Fachada restaurada de un edificio de 1932 en El Terreno con terraza en la azotea y vistas al castillo de Bellver.

El Terreno estrena un nuevo hotel boutique – proyecto familiar entre historia y azotea

El Terreno estrena un nuevo hotel boutique – proyecto familiar entre historia y azotea

En el oeste de Palma está surgiendo un pequeño hotel boutique en dos casas de la calle Joan Miró. Un proyecto familiar restaura un edificio de 1932 y abre una azotea con vistas a Bellver.

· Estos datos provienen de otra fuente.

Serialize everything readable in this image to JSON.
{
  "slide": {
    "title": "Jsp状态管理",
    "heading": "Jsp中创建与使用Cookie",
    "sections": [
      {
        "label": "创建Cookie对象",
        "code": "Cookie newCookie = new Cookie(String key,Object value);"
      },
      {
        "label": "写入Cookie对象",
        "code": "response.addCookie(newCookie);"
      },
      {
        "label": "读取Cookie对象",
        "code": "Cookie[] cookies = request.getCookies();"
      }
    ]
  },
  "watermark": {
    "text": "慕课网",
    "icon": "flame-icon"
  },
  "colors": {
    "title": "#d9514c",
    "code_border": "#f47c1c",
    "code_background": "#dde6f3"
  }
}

El Terreno estrena un nuevo hotel boutique – proyecto familiar entre historia y azotea

Casa restaurada de 1932 y una nueva edificación anexa pretenden dar nuevos impulsos al barrio

Quien camina por la Calle Joan Miró a media mañana escucha ladridos de perros, el rodar de carros de reparto sobre el empedrado y, a veces, el grito de las gaviotas desde el puerto. Entre las típicas casas de la ciudad se ha visto trabajo visible en los últimos meses: un edificio histórico de 1932 se está poniendo en condiciones y se complementa con un nuevo edificio anexo: de ello nace un hotel boutique con 21 habitaciones diseñadas de forma individual.

El proyecto lo presenta la familia Piñero como una iniciativa propia; en una presentación en la Fitur el 22 de enero la casa se dará a conocer públicamente. Arquitectónicamente, el estudio Ohlab es responsable de la restauración del edificio antiguo; el diseño original es de Francesc Casas Llompart. La dirección: Calle Joan Miró 73 y 75 — en pleno barrio que durante mucho tiempo fue un refugio veraniego de la alta sociedad de Mallorca y de Europa y que hoy vuelve a atraer atención.

Lo que destaca: el interior combina materiales tradicionales y artesanía local con acentos modernos. Los nombres ya mencionados representan artesanía regional: suelos cerámicos de Huguet, mobiliario de La Pecera y una barra diseñada por el estudio Dos Monos. En total, cada una de las 21 habitaciones será una pieza única y mostrará trabajos de artesanos locales. Para el desayuno se prevé una oferta a la carta; en la azotea se instalará una barra con vistas al mar y al castillo de Bellver, que recibe el nombre de El Terrado. La casa contará además con un restaurante con terraza exterior llamado Destape, donde el chef Gabriel Conti será responsable de la carta.

Para las vecinas y los vecinos un concepto así puede significar dos cosas: por un lado, se restaura sustancia protegida en lugar de demolerla; por otro lado, el hotel introduce nuevos usos en un barrio residencial. Esto no solo interesa a las turistas: si los gestores abren espacios para exposiciones locales, ofrecen colaboraciones con proveedores de la cocina insular o crean espacio para eventos vecinales, el barrio también se beneficia.

Un efecto colateral positivo: un hotel boutique pequeño con 21 habitaciones normalmente genera menos tráfico y ruido que los grandes complejos de la costa. Además está la oportunidad para artesanos y proveedores de la isla de participar en el equipamiento y la gastronomía — una idea que en Palma cada vez se valora más.

Quien pasea por El Terreno percibe cómo el barrio oscila entre el recuerdo y la cotidianeidad: fachadas antiguas, restaurantes de pescado con olor ahumado, jóvenes con termos en los escalones, taxistas esperando un momento. Una casa que hace visible la historia y al mismo tiempo recibe a sus huéspedes con una vista hacia Bellver encaja en esa imagen sin sobrepintarla ruidosamente.

Perspectivas y sugerencias: quienes participen en la ejecución podrían crear ofertas especiales para los vecinos — por ejemplo exposiciones de arte periódicas con artistas locales, un día de desayuno abierto a la semana o pequeñas cenas pop-up con productos de productores de la isla. Estos formatos conectan el hotel con la vida cotidiana del lugar y lo convierten en algo más que un simple lugar para dormir.

Para Mallorca el proyecto significa una cosa: otro ejemplo de cómo las casas urbanas de las primeras décadas del siglo XX encuentran un nuevo papel. Si los usos previstos se llevarán a cabo tal como se planea lo mostrarán los próximos meses y la presentación en la Fitur. Hasta entonces ya se ve en la Calle Joan Miró cómo el trabajo y la artesanía devuelven un poco de vida al barrio — y ofrecen una nueva mirada pública hacia Bellver.